Sahabelerden birisinin yüce Peygamberimize” Ya Resulullah, en çok kime iyilik edeyim?”sorusuna verdiği ve üç kez tekrarladığı.”Annene” yanıtı önemlidir. Dünya üzerinde 7 milyara yakın insanın hemen hemen yarısı kadındır.( Kız çocuğu,genç kız dahil).2O19 verilerine göre ülkemizde milyon 154 bin 997 kişiden 5O.2’si erkek, 48.8’ i kadındır(kız çocuğu ve genç kız dahil) Bu kadın nüfusun içinde çeşitli kademelerde,birimlerde ,rütbelerde kadınlarımız vardır.Allah rızası için hiç olmazsa 8 Mart günü kadınlarımıza el kaldırmayalım.Onlara hiçbir şey veremeyeceksek ellerinden ve yanarından öpelim.En güzel sözleri onlara söyleyelim. Kaybettiğimiz kadınlarımızın kabirlerini ziyaret edelim. En azından ruhlarına bir Fatiha,bir Yasin-i Şerif ikram edelim.

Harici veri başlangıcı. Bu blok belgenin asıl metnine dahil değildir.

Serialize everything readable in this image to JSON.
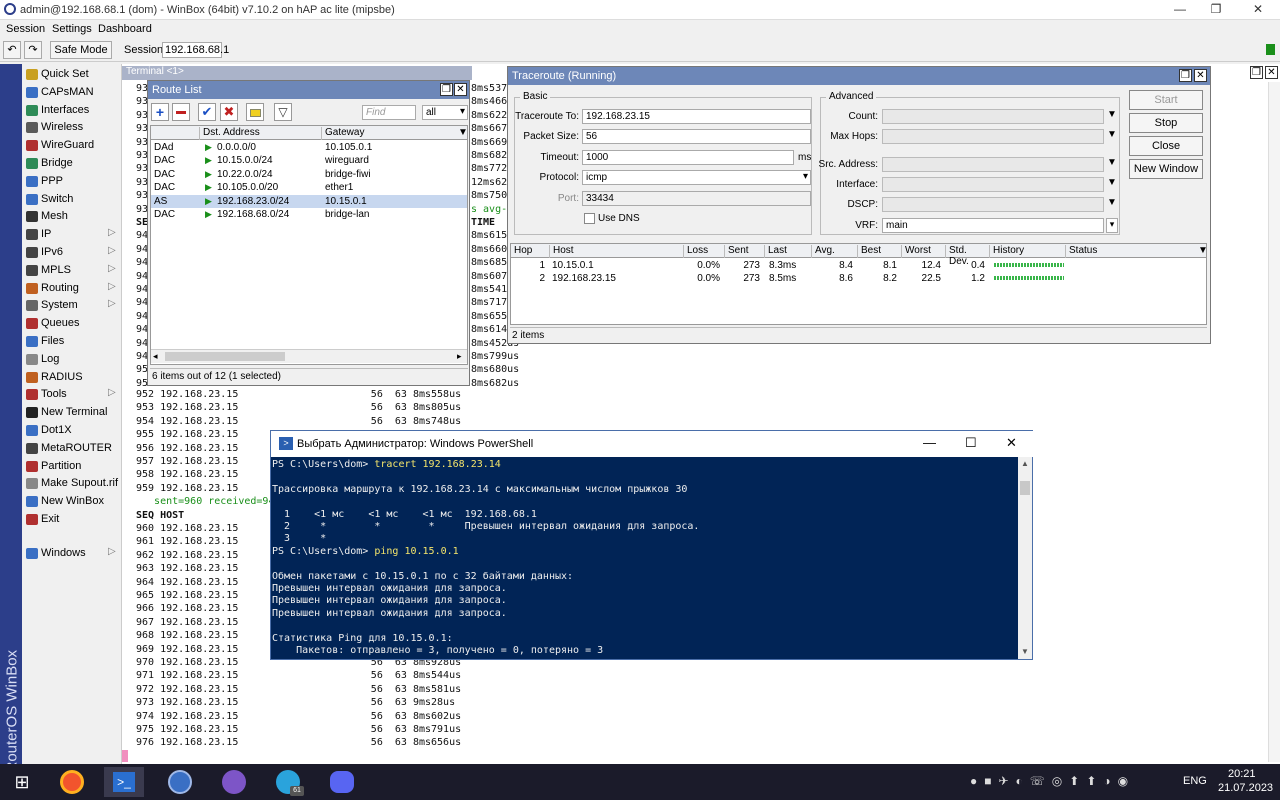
{
  "window": {
    "title": "admin@192.168.68.1 (dom) - WinBox (64bit) v7.10.2 on hAP ac lite (mipsbe)"
  },
  "menu": [
    "Session",
    "Settings",
    "Dashboard"
  ],
  "toolbar": {
    "undo": "↶",
    "redo": "↷",
    "safe_mode": "Safe Mode",
    "session_label": "Session:",
    "session_value": "192.168.68.1"
  },
  "brand": "RouterOS WinBox",
  "sidebar": [
    {
      "label": "Quick Set",
      "icon": "quickset-icon",
      "color": "#c9a020",
      "arrow": false
    },
    {
      "label": "CAPsMAN",
      "icon": "capsman-icon",
      "color": "#3a6fc4",
      "arrow": false
    },
    {
      "label": "Interfaces",
      "icon": "interfaces-icon",
      "color": "#2e8b57",
      "arrow": false
    },
    {
      "label": "Wireless",
      "icon": "wireless-icon",
      "color": "#5a5a5a",
      "arrow": false
    },
    {
      "label": "WireGuard",
      "icon": "wireguard-icon",
      "color": "#b03030",
      "arrow": false
    },
    {
      "label": "Bridge",
      "icon": "bridge-icon",
      "color": "#2e8b57",
      "arrow": false
    },
    {
      "label": "PPP",
      "icon": "ppp-icon",
      "color": "#3a6fc4",
      "arrow": false
    },
    {
      "label": "Switch",
      "icon": "switch-icon",
      "color": "#3a6fc4",
      "arrow": false
    },
    {
      "label": "Mesh",
      "icon": "mesh-icon",
      "color": "#333333",
      "arrow": false
    },
    {
      "label": "IP",
      "icon": "ip-icon",
      "color": "#444444",
      "arrow": true
    },
    {
      "label": "IPv6",
      "icon": "ipv6-icon",
      "color": "#444444",
      "arrow": true
    },
    {
      "label": "MPLS",
      "icon": "mpls-icon",
      "color": "#444444",
      "arrow": true
    },
    {
      "label": "Routing",
      "icon": "routing-icon",
      "color": "#c06020",
      "arrow": true
    },
    {
      "label": "System",
      "icon": "system-icon",
      "color": "#666666",
      "arrow": true
    },
    {
      "label": "Queues",
      "icon": "queues-icon",
      "color": "#b03030",
      "arrow": false
    },
    {
      "label": "Files",
      "icon": "files-icon",
      "color": "#3a6fc4",
      "arrow": false
    },
    {
      "label": "Log",
      "icon": "log-icon",
      "color": "#888888",
      "arrow": false
    },
    {
      "label": "RADIUS",
      "icon": "radius-icon",
      "color": "#c06020",
      "arrow": false
    },
    {
      "label": "Tools",
      "icon": "tools-icon",
      "color": "#b03030",
      "arrow": true
    },
    {
      "label": "New Terminal",
      "icon": "terminal-icon",
      "color": "#222222",
      "arrow": false
    },
    {
      "label": "Dot1X",
      "icon": "dot1x-icon",
      "color": "#3a6fc4",
      "arrow": false
    },
    {
      "label": "MetaROUTER",
      "icon": "metarouter-icon",
      "color": "#444444",
      "arrow": false
    },
    {
      "label": "Partition",
      "icon": "partition-icon",
      "color": "#b03030",
      "arrow": false
    },
    {
      "label": "Make Supout.rif",
      "icon": "supout-icon",
      "color": "#888888",
      "arrow": false
    },
    {
      "label": "New WinBox",
      "icon": "winbox-icon",
      "color": "#3a6fc4",
      "arrow": false
    },
    {
      "label": "Exit",
      "icon": "exit-icon",
      "color": "#b03030",
      "arrow": false
    },
    {
      "label": "Windows",
      "icon": "windows-icon",
      "color": "#3a6fc4",
      "arrow": true
    }
  ],
  "terminal": {
    "tab": "Terminal <1>",
    "lines": [
      "93",
      "93",
      "93",
      "93",
      "93",
      "93",
      "93",
      "93",
      "93",
      "93",
      "SE",
      "94",
      "94",
      "94",
      "94",
      "94",
      "94",
      "94",
      "94",
      "94",
      "94",
      "95",
      "95"
    ],
    "lines2": [
      "952 192.168.23.15                      56  63 8ms558us",
      "953 192.168.23.15                      56  63 8ms805us",
      "954 192.168.23.15                      56  63 8ms748us",
      "955 192.168.23.15",
      "956 192.168.23.15",
      "957 192.168.23.15",
      "958 192.168.23.15",
      "959 192.168.23.15",
      "   sent=960 received=94",
      "SEQ HOST",
      "960 192.168.23.15",
      "961 192.168.23.15",
      "962 192.168.23.15",
      "963 192.168.23.15",
      "964 192.168.23.15",
      "965 192.168.23.15",
      "966 192.168.23.15",
      "967 192.168.23.15",
      "968 192.168.23.15",
      "969 192.168.23.15",
      "970 192.168.23.15                      56  63 8ms928us",
      "971 192.168.23.15                      56  63 8ms544us",
      "972 192.168.23.15                      56  63 8ms581us",
      "973 192.168.23.15                      56  63 9ms28us",
      "974 192.168.23.15                      56  63 8ms602us",
      "975 192.168.23.15                      56  63 8ms791us",
      "976 192.168.23.15                      56  63 8ms656us"
    ],
    "right_col": [
      "8ms537",
      "8ms466",
      "8ms622",
      "8ms667",
      "8ms669",
      "8ms682",
      "8ms772",
      "12ms62",
      "8ms750",
      "s avg-",
      "TIME",
      "8ms615",
      "8ms660",
      "8ms685",
      "8ms607",
      "8ms541",
      "8ms717",
      "8ms655",
      "8ms614",
      "8ms452us",
      "8ms799us",
      "8ms680us",
      "8ms682us"
    ]
  },
  "route_list": {
    "title": "Route List",
    "find_placeholder": "Find",
    "filter": "all",
    "columns": [
      "",
      "Dst. Address",
      "Gateway"
    ],
    "rows": [
      {
        "flags": "DAd",
        "dst": "0.0.0.0/0",
        "gw": "10.105.0.1",
        "selected": false
      },
      {
        "flags": "DAC",
        "dst": "10.15.0.0/24",
        "gw": "wireguard",
        "selected": false
      },
      {
        "flags": "DAC",
        "dst": "10.22.0.0/24",
        "gw": "bridge-fiwi",
        "selected": false
      },
      {
        "flags": "DAC",
        "dst": "10.105.0.0/20",
        "gw": "ether1",
        "selected": false
      },
      {
        "flags": "AS",
        "dst": "192.168.23.0/24",
        "gw": "10.15.0.1",
        "selected": true
      },
      {
        "flags": "DAC",
        "dst": "192.168.68.0/24",
        "gw": "bridge-lan",
        "selected": false
      }
    ],
    "status": "6 items out of 12 (1 selected)"
  },
  "traceroute": {
    "title": "Traceroute (Running)",
    "basic_label": "Basic",
    "advanced_label": "Advanced",
    "fields": {
      "traceroute_to": {
        "label": "Traceroute To:",
        "value": "192.168.23.15"
      },
      "packet_size": {
        "label": "Packet Size:",
        "value": "56"
      },
      "timeout": {
        "label": "Timeout:",
        "value": "1000",
        "unit": "ms"
      },
      "protocol": {
        "label": "Protocol:",
        "value": "icmp"
      },
      "port": {
        "label": "Port:",
        "value": "33434"
      },
      "use_dns": {
        "label": "Use DNS",
        "checked": false
      }
    },
    "advanced": {
      "count": "Count:",
      "max_hops": "Max Hops:",
      "src_address": "Src. Address:",
      "interface": "Interface:",
      "dscp": "DSCP:",
      "vrf": "VRF:",
      "vrf_value": "main"
    },
    "buttons": {
      "start": "Start",
      "stop": "Stop",
      "close": "Close",
      "new_window": "New Window"
    },
    "columns": [
      "Hop",
      "Host",
      "Loss",
      "Sent",
      "Last",
      "Avg.",
      "Best",
      "Worst",
      "Std. Dev.",
      "History",
      "Status"
    ],
    "rows": [
      {
        "hop": "1",
        "host": "10.15.0.1",
        "loss": "0.0%",
        "sent": "273",
        "last": "8.3ms",
        "avg": "8.4",
        "best": "8.1",
        "worst": "12.4",
        "stdev": "0.4"
      },
      {
        "hop": "2",
        "host": "192.168.23.15",
        "loss": "0.0%",
        "sent": "273",
        "last": "8.5ms",
        "avg": "8.6",
        "best": "8.2",
        "worst": "22.5",
        "stdev": "1.2"
      }
    ],
    "status": "2 items"
  },
  "powershell": {
    "title": "Выбрать Администратор: Windows PowerShell",
    "lines": [
      {
        "text": "PS C:\\Users\\dom> ",
        "cmd": "tracert 192.168.23.14"
      },
      {
        "text": ""
      },
      {
        "text": "Трассировка маршрута к 192.168.23.14 с максимальным числом прыжков 30"
      },
      {
        "text": ""
      },
      {
        "text": "  1    <1 мс    <1 мс    <1 мс  192.168.68.1"
      },
      {
        "text": "  2     *        *        *     Превышен интервал ожидания для запроса."
      },
      {
        "text": "  3     *"
      },
      {
        "text": "PS C:\\Users\\dom> ",
        "cmd": "ping 10.15.0.1"
      },
      {
        "text": ""
      },
      {
        "text": "Обмен пакетами с 10.15.0.1 по с 32 байтами данных:"
      },
      {
        "text": "Превышен интервал ожидания для запроса."
      },
      {
        "text": "Превышен интервал ожидания для запроса."
      },
      {
        "text": "Превышен интервал ожидания для запроса."
      },
      {
        "text": ""
      },
      {
        "text": "Статистика Ping для 10.15.0.1:"
      },
      {
        "text": "    Пакетов: отправлено = 3, получено = 0, потеряно = 3"
      }
    ]
  },
  "taskbar": {
    "apps": [
      "windows-start-icon",
      "firefox-icon",
      "powershell-icon",
      "winbox-icon",
      "viber-icon",
      "telegram-icon",
      "discord-icon"
    ],
    "telegram_badge": "61",
    "lang": "ENG",
    "time": "20:21",
    "date": "21.07.2023"
  }
}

Kurtuluş Savaşı dahil tüm savaşlarda kendine göre bir görev üstlenmiş ve şehitlik mertebesine ulaşmış kadınlarımızı yad edelim. Gerekirse eğilip ayaklarının altını öpelim.Bu kadınlar ne kadar yücedir. Ne kadar kocaman yüreklidir. Ne kadar vefalıdır.Bu sadakat ve bu sevgi,bu direnç,bu azizlik nasıl bir şeydir?
Veysel Karani Cennete girecekse annesi yüzünden girecektir.Rahmetli ünlü şairlerimizden Ümit Yaşar’ın şiirini annelerimiz,eşini bir şekilde kaybetmiş kadınlmarımıza armağan ediyorum.
K A D I N
Dünyada en tatlı şey
Kadın bir,meyva iki
İkisi birbirine
Öylesine benzer ki
Kadın var can eriği
Kah tatlı,kah buruk
Kadın var üzüm gibi
Yenir olsa da koruk
Kadın var vişne gibi
Reçel yap tabak tabak
Kadın var karpuz gibi
Yandın çıkarsa kabak
Kadın var kestanedir
Kış mevsimine sakla
Kadın var kavun gibi
Aman alırken kokla
Kadın var,incir gibi
Kuru yenir,yaş yenir
Kadın var muz gibi
Soya soya yenilir
Kısaca her kadının
Benzeri bir meyvadır
Ama nikah masasında
Evet,diyen erkeğin
Yediği hep ayvadır
“Dünya Kadınlar Günü” kutlu olsun. Kadınlarımızın ayağına taş değmesin.2O2O yılı bari kadınlarımız için farklı bir yıl olsun.